Does this year’s safeguarding crisis threaten regular giving?

When negative stories about charities hit the press, what does this mean for charitable giving across the sector, asks Dominic Will, Joint Managing Director of HOME Fundraising.

As we all know, trust and confidence can be a fragile thing and yet it is a key currency of charitable giving. People rightly won’t give unless they trust that their money, their generosity, will be put to the best use.

So, what happens when negative stories about charities hit the press?

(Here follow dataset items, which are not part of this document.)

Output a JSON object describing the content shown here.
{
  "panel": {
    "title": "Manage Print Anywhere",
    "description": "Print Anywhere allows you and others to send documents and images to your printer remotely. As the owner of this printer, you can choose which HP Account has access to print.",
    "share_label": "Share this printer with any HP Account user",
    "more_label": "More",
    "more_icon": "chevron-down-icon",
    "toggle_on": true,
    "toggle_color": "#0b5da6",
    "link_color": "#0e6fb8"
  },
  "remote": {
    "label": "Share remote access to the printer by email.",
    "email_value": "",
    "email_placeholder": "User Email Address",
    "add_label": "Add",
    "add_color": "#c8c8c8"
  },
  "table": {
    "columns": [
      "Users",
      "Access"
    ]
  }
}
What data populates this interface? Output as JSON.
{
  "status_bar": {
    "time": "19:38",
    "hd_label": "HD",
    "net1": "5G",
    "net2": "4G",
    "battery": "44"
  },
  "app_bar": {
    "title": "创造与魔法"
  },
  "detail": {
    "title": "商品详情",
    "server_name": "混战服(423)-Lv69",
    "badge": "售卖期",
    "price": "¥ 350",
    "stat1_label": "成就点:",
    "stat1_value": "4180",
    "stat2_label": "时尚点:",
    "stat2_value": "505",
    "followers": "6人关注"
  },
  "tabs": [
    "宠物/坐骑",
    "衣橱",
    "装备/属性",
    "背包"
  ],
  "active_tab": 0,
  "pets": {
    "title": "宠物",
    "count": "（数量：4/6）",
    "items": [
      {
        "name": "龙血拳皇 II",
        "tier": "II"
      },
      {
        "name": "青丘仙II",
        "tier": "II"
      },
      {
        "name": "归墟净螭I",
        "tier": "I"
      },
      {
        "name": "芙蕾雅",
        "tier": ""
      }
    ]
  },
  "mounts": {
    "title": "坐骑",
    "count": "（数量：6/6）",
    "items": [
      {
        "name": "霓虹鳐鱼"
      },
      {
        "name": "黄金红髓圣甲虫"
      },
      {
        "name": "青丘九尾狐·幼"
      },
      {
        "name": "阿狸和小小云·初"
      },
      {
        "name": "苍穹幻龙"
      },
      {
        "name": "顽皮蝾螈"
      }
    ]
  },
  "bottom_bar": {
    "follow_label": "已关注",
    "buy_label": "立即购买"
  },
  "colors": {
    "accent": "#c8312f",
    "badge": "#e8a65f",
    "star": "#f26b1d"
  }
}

In February 2018, a series of safeguarding issues in the international aid sector was widely publicised in the national media. While the news itself was concerning, it was also reassuring to see how quickly the sector rallied round to strengthen safeguarding measures and to assure stakeholders of their commitment to doing so.

Among those working within the fundraising sector, concerns were raised about the impact of this news and what such sustained negative publicity could mean for public opinion and trust in charities. In particular, what this would mean for regular giving, which is such a vital income stream for UK charities.

With this in mind, the Institute of Fundraising asked us at HOME if we had any evidence to suggest that the public was any less receptive to fundraising than they had been before. Encouragingly, our records show a comparable sign-up rate for door-to-door fundraising approaches this February to those made in the same month during 2017. What’s more, we’ve seen a steady increase in March. The online donation platform JustGiving and Rapidata – the specialist Direct Debit payment processing firm for charities - report a similar story.

The full picture is unlikely to emerge for many months yet – particularly in light of today’s headlines about the Charity Commission’s investigation into Save the Children. But these early signs suggest that the public retains a high level of trust in charities and that regular giving has not been adversely affected as some had feared.

As the Institute of Fundraising’s Head of Policy and External Affairs, Daniel Fluskey, says: “Great fundraising is happening and people are continuing to give.”

While we cannot ever take this for granted, the British public’s empathy and charitable spirit remains strong and charity supporters remain committed to doing what they can to help others and the good causes they care about.